The rapid recovery of AMAN patients may be explained by quickly reversible immune-mediated changes at the nodes of Ranvier in the motor fibers, or by degeneration and regeneration of intramuscular motor nerves, as suggested previously.¹³ Demyelination is considered less likely because of the absence of demyelinative conduction slowing.^2,10,13 The different recovery patterns for the anti-GM1-positive and -negative patients also support the unlikeliness of demyelination as the pathophysiologic base of anti-GM1-positive GBS or AMAN. We think that the marked rapid improvement seen within days in some of our patients (see figure 2) could have been caused by the early resolution of physiologic conduction failure at the nodes of Ranvier. The time courses could hardly be explained by regeneration or remyelination. This speculation is supported by several lines of evidence.

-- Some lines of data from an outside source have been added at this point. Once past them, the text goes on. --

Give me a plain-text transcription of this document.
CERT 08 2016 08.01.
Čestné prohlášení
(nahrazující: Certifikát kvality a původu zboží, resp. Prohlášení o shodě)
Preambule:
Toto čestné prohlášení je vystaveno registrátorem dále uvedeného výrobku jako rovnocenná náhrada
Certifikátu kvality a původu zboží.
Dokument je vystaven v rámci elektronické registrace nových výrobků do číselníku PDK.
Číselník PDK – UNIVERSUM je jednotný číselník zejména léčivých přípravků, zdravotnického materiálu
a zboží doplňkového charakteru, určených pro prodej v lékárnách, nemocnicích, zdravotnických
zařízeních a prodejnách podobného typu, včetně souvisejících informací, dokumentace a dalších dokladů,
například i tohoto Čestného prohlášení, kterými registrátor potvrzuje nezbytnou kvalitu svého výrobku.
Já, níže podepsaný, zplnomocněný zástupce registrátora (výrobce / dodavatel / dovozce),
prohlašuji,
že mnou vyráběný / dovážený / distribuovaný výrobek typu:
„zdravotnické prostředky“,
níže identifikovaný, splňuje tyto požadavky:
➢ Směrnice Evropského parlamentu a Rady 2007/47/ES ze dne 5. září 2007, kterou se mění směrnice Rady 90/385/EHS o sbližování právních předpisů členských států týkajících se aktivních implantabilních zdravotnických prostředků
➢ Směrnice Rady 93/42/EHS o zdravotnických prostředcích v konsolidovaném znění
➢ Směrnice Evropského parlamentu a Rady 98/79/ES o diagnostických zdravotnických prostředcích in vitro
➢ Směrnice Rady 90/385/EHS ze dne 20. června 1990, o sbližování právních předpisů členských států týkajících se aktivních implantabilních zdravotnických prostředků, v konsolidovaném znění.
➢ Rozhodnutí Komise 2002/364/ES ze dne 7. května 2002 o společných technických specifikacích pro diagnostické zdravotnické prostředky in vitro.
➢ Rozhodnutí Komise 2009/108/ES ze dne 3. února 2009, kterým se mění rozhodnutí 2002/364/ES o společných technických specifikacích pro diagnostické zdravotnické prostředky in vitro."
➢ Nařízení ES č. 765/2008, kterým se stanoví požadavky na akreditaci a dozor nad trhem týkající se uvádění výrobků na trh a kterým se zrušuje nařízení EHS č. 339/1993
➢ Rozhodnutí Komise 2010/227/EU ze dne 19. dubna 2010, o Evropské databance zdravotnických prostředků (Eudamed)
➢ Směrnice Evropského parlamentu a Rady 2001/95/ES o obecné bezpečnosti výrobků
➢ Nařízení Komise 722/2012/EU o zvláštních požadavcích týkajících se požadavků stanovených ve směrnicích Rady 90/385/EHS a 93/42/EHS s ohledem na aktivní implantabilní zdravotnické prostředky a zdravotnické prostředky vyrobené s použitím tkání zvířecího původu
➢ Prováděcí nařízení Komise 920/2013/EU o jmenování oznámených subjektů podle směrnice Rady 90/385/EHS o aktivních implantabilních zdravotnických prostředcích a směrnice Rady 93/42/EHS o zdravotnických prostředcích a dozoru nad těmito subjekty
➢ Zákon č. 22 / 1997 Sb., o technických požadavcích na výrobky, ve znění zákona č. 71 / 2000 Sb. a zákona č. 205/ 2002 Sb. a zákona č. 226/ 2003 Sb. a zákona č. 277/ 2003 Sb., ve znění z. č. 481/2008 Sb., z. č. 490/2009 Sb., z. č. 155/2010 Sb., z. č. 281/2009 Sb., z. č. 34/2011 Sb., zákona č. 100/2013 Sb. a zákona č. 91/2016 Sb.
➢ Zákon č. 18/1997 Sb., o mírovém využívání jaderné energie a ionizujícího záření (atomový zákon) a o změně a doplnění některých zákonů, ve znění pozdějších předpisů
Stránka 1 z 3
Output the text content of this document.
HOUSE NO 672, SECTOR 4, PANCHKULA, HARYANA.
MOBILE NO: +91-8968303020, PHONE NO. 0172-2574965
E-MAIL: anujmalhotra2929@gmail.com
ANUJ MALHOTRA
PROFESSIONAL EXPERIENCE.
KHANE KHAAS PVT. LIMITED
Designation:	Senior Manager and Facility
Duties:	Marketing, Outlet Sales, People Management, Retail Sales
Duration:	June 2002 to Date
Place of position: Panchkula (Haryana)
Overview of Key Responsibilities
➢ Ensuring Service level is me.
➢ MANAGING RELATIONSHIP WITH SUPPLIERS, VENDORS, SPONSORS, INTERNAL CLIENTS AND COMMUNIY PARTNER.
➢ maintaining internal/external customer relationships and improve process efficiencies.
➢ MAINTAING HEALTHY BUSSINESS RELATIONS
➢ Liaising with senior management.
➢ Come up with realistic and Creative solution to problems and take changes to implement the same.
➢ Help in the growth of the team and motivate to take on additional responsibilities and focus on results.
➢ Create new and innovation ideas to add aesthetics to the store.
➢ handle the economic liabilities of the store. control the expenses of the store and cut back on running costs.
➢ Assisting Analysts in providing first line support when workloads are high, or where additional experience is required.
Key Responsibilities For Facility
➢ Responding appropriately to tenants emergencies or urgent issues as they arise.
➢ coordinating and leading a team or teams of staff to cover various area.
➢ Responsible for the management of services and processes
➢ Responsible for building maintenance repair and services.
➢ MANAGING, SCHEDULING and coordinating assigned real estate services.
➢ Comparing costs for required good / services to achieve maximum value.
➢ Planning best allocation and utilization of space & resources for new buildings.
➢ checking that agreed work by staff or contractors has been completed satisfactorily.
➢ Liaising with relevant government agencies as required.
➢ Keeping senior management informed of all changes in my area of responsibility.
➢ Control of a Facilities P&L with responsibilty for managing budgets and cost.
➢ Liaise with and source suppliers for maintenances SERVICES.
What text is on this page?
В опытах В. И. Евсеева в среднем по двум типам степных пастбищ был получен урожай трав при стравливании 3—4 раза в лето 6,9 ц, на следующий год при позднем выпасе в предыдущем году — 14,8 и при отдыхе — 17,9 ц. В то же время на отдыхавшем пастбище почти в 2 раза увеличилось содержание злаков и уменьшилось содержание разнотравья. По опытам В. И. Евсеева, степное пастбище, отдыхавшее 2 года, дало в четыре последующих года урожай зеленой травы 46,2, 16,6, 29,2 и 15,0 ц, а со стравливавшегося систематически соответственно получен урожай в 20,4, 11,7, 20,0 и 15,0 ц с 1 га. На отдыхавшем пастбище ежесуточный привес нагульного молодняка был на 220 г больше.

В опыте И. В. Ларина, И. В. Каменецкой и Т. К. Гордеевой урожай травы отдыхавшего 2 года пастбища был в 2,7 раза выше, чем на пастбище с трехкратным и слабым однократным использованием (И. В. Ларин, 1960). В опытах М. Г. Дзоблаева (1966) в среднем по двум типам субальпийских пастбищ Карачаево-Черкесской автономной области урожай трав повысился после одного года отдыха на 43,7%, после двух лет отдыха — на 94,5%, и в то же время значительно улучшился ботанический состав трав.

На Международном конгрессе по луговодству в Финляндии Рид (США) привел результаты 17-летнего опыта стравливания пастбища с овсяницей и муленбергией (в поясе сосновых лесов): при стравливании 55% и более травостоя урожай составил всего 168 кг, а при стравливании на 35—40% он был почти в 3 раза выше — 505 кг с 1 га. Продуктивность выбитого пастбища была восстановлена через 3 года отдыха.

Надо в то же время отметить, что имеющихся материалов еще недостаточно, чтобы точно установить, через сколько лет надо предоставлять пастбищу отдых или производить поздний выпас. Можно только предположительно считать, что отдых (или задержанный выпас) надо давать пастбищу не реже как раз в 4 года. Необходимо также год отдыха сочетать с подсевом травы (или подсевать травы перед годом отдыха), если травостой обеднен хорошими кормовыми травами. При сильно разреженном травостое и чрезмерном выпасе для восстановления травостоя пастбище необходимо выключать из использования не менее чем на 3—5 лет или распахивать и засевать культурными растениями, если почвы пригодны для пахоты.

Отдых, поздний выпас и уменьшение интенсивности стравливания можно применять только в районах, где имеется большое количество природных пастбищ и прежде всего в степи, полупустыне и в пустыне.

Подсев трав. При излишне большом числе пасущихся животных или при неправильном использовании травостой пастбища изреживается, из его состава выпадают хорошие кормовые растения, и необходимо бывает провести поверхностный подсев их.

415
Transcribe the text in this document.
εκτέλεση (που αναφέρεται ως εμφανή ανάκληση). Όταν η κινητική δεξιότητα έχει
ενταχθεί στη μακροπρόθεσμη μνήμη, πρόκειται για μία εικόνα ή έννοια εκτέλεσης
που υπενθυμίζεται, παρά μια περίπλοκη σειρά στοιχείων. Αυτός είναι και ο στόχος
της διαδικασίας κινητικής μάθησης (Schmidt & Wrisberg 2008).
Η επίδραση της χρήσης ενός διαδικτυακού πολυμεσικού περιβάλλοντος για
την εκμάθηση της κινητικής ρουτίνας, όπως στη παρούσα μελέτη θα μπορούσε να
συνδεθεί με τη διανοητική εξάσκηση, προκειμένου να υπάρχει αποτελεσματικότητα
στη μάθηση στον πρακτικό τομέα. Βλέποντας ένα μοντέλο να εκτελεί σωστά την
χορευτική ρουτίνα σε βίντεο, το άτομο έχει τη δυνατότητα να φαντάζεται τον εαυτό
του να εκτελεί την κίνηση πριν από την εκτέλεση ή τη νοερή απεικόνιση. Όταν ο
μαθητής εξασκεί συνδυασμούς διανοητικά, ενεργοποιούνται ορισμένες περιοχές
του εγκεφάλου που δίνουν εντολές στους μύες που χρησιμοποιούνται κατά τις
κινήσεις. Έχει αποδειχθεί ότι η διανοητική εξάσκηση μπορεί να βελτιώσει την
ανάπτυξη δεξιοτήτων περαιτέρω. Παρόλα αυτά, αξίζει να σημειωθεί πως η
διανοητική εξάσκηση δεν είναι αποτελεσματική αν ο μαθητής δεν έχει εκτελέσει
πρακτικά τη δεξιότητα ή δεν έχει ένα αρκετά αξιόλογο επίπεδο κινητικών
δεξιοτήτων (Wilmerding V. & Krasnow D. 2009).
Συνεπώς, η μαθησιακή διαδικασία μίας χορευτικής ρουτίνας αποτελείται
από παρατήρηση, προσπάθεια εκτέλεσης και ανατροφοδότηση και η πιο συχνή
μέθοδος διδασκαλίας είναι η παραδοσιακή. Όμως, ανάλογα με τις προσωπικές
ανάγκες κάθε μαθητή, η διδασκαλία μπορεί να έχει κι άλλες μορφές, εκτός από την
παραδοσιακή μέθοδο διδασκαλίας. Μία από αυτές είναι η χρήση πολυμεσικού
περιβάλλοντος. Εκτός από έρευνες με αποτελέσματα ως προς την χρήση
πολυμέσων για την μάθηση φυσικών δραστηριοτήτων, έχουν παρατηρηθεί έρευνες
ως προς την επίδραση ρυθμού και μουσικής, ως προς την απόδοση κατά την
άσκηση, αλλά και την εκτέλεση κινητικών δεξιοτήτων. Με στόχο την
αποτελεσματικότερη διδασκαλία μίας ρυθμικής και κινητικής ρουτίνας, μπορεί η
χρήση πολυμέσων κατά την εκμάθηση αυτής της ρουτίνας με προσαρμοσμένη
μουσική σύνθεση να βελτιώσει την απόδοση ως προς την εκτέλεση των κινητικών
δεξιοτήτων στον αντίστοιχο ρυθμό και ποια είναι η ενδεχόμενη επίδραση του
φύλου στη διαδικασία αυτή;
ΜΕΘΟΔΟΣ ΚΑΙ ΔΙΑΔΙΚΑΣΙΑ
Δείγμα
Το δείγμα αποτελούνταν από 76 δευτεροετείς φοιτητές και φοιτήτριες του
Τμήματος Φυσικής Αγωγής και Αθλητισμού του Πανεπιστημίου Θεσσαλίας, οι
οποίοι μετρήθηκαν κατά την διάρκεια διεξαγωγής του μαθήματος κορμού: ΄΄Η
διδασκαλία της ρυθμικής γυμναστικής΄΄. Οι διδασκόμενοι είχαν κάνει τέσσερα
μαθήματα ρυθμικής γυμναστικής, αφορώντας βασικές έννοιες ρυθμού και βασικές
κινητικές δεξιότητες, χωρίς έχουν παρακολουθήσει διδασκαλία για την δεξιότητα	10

Anti-GM1 antibodies are reported to affect the sodium and potassium currents,¹⁶ and autopsy studies of some AMAN patients with severe paralysis show minimal pathologic change in the motor nerves³ but exhibit immunoglobulin and complement deposition at the nodes of Ranvier.¹⁷ The possibility of distal degeneration and regeneration cannot, however, be excluded as a recovery mechanism that occurs somewhat later.

Although some studies suggest that Campylobacter jejuni infection rather than anti-GM1 antibody is a marker of poor prognosis,^9,12 the faster or slower recovery was not associated with preceding diarrhea in this study. We did not assay for C. jejuni and could not evaluate its prognostic value.

The strong association between the positivity of IgG anti-GM1 antibody and the AMAN/AMSAN pattern suggests that this antibody is associated closely with the pathogenesis of axonal GBS, whereas the IgM class antibody appears to have no association. Extensive axonal degeneration is not, however, a regular feature. Moreover, some IgG anti-GM1-positive patients recover more quickly than IgG anti-GM1-negative AIDP patients. Early reversible effects, other than demyelination, may be responsible for this pattern of recovery. Anti-GM1 antibody assays are useful in detecting the subgroup of patients with recovery patterns different from the pattern in classic demyelinating GBS patients. Additional studies are needed to clarify the pathogenesis of anti-GM1 antibody and the mechanism of rapid recovery, which may have implications for the choice of therapy in GBS.